Recently both Alipay and WeChat Pay, the two leading mobile payment platforms, announced that they are enabling mobile payments for visiting foreigners. Previously foreigners could only use mobile payment if they had a Chinese bank account, which normally requires a visa that allows temporary residence in the country. It is extremely difficult, if not impossible to open a Chinese bank account if you don’t actually live in China.
For the study tours that ChinaTalk organises we normally try to enable mobile payment for the participants since we consider it to be an important part of the Chinese digital experience. A few months ago I discussed the possibilities of mobile payment for foreigners with Karen Chiu, a reporter for Abacus, a unit of the South China Morning Post that reports China (tech) news in bite size chunks. When the news broke about WeChat and Alipay opening up for tourists she contacted me to ask about my opinion and our experiences with our tour groups. Karen used some of my feedback for a quote in an article called Great Paywall of China – Why it’s a big deal that Alipay and WeChat Pay are opening up to tourists. As you can read I don’t fully subscribe to the hype around this news. Below you can read the full statement I gave.
“Yes, I heard about the new options in WeChat Pay and AliPay. I haven’t tried them out yet but it should be a great solution for the participants in our study tours.”
“I do however think the necessity for tourists is overrated. In China, you can still pay with cash everywhere (not counting a few places like unmanned stores), so mobile payment is not absolutely mandatory. I also doubt if a majority of tourists will go through the hassle of downloading an unfamiliar (scary?) Chinese app and entering so many personal details for a payment method they are totally unfamiliar with.
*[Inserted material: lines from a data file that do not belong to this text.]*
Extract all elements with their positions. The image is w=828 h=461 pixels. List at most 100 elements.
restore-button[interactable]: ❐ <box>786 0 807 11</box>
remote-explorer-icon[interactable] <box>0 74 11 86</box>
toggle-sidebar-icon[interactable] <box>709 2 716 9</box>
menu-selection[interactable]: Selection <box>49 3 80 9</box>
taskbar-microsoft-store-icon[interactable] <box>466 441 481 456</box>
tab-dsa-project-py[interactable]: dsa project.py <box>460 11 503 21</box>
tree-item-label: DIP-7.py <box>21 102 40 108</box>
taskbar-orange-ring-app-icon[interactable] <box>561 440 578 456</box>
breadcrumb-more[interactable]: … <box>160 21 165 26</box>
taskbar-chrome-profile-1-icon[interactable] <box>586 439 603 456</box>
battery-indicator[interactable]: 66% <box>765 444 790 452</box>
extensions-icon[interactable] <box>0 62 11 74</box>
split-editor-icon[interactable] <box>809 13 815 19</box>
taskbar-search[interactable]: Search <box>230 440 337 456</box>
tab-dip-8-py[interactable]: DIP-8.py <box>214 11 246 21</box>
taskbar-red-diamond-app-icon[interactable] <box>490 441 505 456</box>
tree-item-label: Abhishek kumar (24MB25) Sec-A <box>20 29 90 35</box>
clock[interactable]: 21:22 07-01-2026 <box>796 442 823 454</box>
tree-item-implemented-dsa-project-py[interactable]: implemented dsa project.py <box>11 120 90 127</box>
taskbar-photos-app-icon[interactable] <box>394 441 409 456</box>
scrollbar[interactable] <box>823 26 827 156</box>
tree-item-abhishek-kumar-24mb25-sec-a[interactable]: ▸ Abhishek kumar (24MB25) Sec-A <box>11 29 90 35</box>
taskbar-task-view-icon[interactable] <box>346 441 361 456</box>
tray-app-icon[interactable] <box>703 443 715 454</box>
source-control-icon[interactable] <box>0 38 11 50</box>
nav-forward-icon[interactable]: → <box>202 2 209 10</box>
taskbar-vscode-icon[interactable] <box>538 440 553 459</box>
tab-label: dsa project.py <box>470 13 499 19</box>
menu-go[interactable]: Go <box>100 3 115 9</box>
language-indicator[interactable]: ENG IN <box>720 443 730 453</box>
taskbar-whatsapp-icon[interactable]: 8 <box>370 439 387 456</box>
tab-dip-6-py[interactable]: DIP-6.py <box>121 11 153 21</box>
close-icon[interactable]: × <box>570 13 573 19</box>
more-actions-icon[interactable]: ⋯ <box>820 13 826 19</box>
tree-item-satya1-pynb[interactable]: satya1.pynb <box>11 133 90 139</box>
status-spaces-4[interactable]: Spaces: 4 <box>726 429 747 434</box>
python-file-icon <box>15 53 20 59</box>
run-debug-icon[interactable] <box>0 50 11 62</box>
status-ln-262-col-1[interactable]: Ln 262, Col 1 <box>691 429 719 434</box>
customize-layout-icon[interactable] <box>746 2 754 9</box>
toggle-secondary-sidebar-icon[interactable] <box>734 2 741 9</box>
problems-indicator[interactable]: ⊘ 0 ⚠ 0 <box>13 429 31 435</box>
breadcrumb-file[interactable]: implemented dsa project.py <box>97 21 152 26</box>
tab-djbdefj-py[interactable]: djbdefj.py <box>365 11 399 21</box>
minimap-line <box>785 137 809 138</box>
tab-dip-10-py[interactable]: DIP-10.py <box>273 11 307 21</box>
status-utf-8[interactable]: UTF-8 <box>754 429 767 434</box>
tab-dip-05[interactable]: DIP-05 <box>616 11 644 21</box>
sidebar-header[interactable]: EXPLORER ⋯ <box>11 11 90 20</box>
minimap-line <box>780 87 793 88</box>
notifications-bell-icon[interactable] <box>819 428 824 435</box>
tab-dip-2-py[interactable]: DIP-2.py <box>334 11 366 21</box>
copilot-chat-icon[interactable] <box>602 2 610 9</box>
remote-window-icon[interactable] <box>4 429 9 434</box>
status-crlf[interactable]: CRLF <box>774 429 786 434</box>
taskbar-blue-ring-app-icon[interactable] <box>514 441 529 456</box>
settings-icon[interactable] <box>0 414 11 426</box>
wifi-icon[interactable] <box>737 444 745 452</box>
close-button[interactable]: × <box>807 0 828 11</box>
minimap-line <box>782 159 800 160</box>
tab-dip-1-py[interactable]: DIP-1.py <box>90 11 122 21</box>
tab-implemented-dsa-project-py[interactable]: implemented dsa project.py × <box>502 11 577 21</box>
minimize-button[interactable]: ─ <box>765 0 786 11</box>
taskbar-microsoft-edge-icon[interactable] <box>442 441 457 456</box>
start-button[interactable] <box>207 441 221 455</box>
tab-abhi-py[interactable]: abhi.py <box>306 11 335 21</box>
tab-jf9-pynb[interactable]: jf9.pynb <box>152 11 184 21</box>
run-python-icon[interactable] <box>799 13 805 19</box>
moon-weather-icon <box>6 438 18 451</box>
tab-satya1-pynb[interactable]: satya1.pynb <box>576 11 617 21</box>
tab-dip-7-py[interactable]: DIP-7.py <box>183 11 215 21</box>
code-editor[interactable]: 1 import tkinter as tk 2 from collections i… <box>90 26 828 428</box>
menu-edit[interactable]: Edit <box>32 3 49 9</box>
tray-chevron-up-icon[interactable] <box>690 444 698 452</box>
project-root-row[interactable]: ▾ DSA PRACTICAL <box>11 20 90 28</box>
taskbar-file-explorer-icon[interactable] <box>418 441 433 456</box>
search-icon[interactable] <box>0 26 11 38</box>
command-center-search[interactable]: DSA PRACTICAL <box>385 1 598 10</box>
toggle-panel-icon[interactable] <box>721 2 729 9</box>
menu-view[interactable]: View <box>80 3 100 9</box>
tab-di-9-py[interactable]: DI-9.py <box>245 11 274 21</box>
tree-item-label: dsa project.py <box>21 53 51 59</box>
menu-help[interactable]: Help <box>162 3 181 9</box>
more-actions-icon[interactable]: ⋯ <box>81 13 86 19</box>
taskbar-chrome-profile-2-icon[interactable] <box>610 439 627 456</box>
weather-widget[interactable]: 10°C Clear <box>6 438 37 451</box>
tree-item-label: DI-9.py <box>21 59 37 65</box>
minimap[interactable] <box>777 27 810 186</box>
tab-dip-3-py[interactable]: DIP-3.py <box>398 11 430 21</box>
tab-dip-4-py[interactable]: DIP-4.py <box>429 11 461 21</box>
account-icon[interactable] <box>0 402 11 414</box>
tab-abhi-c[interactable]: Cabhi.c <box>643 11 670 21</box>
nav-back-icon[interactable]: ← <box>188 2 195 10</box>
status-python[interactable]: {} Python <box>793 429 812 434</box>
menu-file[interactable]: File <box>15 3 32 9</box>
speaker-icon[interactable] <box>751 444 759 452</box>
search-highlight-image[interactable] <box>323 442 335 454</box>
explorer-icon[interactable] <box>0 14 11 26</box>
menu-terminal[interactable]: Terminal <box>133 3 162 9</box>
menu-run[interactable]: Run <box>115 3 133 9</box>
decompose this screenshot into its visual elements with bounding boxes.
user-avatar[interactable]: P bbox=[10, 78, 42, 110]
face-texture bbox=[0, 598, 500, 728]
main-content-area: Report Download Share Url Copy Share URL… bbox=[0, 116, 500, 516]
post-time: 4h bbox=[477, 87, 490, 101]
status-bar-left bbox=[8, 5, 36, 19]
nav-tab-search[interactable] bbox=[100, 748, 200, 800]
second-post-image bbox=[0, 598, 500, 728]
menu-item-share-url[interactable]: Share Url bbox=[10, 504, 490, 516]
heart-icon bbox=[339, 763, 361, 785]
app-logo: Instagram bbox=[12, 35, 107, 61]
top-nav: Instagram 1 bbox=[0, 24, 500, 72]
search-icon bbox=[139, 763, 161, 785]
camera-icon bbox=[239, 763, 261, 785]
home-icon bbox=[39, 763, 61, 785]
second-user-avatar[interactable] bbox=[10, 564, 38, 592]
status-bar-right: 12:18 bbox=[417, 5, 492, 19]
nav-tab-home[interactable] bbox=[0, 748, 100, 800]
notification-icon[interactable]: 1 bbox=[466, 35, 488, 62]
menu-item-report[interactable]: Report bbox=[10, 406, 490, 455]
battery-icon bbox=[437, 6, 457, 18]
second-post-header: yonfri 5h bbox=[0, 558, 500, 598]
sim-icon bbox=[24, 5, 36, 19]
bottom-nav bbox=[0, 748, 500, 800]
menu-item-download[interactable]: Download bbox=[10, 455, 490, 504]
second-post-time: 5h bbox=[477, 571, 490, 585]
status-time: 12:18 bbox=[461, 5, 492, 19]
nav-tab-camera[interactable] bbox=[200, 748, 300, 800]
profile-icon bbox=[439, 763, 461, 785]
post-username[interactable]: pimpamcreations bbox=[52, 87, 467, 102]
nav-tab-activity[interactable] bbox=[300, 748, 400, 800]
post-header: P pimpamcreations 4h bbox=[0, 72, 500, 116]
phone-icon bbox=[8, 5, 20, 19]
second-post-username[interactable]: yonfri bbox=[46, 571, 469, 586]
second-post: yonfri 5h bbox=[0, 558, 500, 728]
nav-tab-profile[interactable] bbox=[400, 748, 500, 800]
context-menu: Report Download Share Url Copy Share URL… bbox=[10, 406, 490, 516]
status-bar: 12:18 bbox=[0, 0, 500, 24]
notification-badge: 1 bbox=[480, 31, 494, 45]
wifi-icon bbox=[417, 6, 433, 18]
I would think many would still prefer cash and (where possible) credit cards.”
“For people that visit China regularly and don’t have a Chinese bank account this would however be a great solution and I have seen a lot of positive feedback from people in this group.”
On the question how we’ve been dealing with the limitations until now: “On our earlier tours I assumed it was impossible to let participants experience mobile payment because of the necessity of a Chinese bank account. In WeChat it was possible to link your foreign credit card but you couldn’t actually transfer money from it to your wallet or have it charged directly for transactions in WeChat Pay. Also, we found that some Dutch banks immediately block the 5 cent transaction that Tencent made to their bank accounts because it was considered ‘suspicious’.”
“One of the participants on an early tour was a very tech savvy ICT guy and he found two loopholes.
- You can use an online broker like Vpayfast to transfer money to your wallet.
- A WeChat user with a working WeChat wallet can give you a relative card in WeChat. Relative cards are more like ‘pocket money’ that parents can give their kids. Money spent by the recipient is deducted from the wallet of the person that gave the relative card, up to a maximum amount per month.
Since the first option was much more complicated and since I read a lot of negative feedback from people that never receiving money they sent some of these brokers, I have been using the second option on our tours.”
“The disadvantage is that you can only hand out a maximum of 4 relative cards. But between me, my wife and sometimes a local guide we were able to arrange this; not everybody in the group wants to try out mobile payment.”
“A serious problem with WeChat though is the registration and verification process. On the international version it has become very strict and often you need to find a ‘friend’ that has been active on WeChat several months that can verify your account. Normally the participants on our tours don’t have such a friend and I can only verify a limited number of people. Then, when people are finally registered and I add them to a chat group some of them immediately get blocked and can not activate their account again.”
“So getting everybody on WeChat has been a pain in the ass and on some tours we still had participants that were not able to use the app. Seemingly Tencent has done this because of clickfarm abuse, but they seriously need to solve this issue if they want tourists to use their app.”
Update November 11th
On November 10th I went through the instructions of an Alipay-sponsored post on The Beijinger to activate ‘Tour Pass’. When trying to load 100 RMB from my credit card to Alipay I got the following message.
I did not receive any ‘SMS notification’ from my bank and the activation of ‘Tour Pass’did not succeeed. I thought ‘well srew it’ and went about my business.
Later that day I needed to book a flight ticket and car rental. I found that my Mastercard was no longer accepted. I called my bank (Raobank) and they informed me that my credit card had been flagged because of a suspicious payment request by ‘Tour Pass’ from China. When followed by a request for a large payment (flight ticket) my credit card got fully blocked. Even the bank’s standard procedure of releasing the card proved insufficient and it took me 3 phone calls and answering lots of security questions before the bank released my card.
So, Alipay might be promoting this service and it might work on their side but at least some of the banks on the customer’s side are not informed. Expect some serious issues if you use this service.